EDITION AND MODIFICATION OF RNA FROM EUKARYOTIC CELLS AND VIRUSES BY ENZYMATIC DEAMINATION OF ADENOSINE TO INOSINE

The presence of inosine in the anticodon of several transfer RNAs (tRNA) of eukaryotic cells has been known for a long time. Recent work has now demonstrated that inosine is present in other RNAs, namely in the coding region of messenger RNA for the glutamate receptor (GluR mRNA) of mammalian brain, in the non-coding RNA transcript (TAR domain) of immunodeficiency Virus type HIV-1, and in the double-stranded regions of eukaryotic mRNA associated with antisense oligonucleotides (dsRNA). It is likely that inosine is also present in the primary replicative transcripts of certain viruses (measles virus). These inosine residues are produced by specific nuclear RNA deaminases. These newly discovered enzymes catalyze the hydrolytic deamination of selected adenosines during the complex process of RNA maturation (post-transcriptional events). In cytoplasmic mRNA and in viral RNA, inosine behaves like guanosine in subsequent transcription and ,translation! processes, leading to alteration of the DNA coded genetic information (editing). In tRNA, inosine in the first anticodon position restricts the pairing with the third base in mRNA codons to U, C and A, while inosine (its methylated derivative; ml I) adjacent to the anticodon of certain eukaryotic tRNA possibly helps maintaining the correct reading frame of the mRNA during the translation process.

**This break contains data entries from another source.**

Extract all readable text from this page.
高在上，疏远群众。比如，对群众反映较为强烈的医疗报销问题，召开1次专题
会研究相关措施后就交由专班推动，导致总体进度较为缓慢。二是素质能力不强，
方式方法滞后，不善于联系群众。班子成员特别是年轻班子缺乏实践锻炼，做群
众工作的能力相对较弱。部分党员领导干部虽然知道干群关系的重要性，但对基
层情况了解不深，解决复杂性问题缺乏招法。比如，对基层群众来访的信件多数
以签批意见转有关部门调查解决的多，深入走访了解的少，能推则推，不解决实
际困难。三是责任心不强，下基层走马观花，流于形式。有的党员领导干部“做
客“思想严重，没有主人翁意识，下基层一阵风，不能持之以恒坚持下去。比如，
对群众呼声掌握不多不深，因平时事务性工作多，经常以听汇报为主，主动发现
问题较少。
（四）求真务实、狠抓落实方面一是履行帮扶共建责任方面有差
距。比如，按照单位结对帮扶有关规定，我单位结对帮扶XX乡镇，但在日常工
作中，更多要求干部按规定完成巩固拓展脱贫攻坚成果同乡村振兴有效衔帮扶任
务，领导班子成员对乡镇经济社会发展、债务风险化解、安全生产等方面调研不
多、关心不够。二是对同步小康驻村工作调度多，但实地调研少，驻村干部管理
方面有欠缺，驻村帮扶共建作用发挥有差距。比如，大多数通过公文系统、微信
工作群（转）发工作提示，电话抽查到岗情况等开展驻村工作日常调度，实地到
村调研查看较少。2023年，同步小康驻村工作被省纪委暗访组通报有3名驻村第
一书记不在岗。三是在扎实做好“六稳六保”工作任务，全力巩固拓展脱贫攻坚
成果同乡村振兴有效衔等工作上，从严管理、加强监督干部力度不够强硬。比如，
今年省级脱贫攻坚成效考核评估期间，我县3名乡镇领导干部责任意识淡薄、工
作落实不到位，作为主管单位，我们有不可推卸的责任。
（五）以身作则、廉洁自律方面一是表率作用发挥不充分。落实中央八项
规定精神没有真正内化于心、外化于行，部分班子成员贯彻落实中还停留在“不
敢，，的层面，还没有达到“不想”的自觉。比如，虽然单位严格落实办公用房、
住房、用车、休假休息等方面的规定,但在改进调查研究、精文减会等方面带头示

In double stranded RNA,inosine residues facilitate unwinding and consequently the degradation of the nucleic acid by endogeneous nucleases. An important question is how the different adenosine deaminases recognize their target nucleotides within RNA. The sequence and/or conformation (architecture) of the RNA around the modification-editing sites are important. It could also be that the site-specific adenosine deamination (A/I conversion) in GluR mRNA of mammalian brain depends on RNA recognition by proteins that specifically target the catalytic RNA adenosine deaminase to the editing site. This would be analogous to the site-specific cytosine deamination (C/U conversion) in the apolipoprotein B mRNA of mammalian intestine.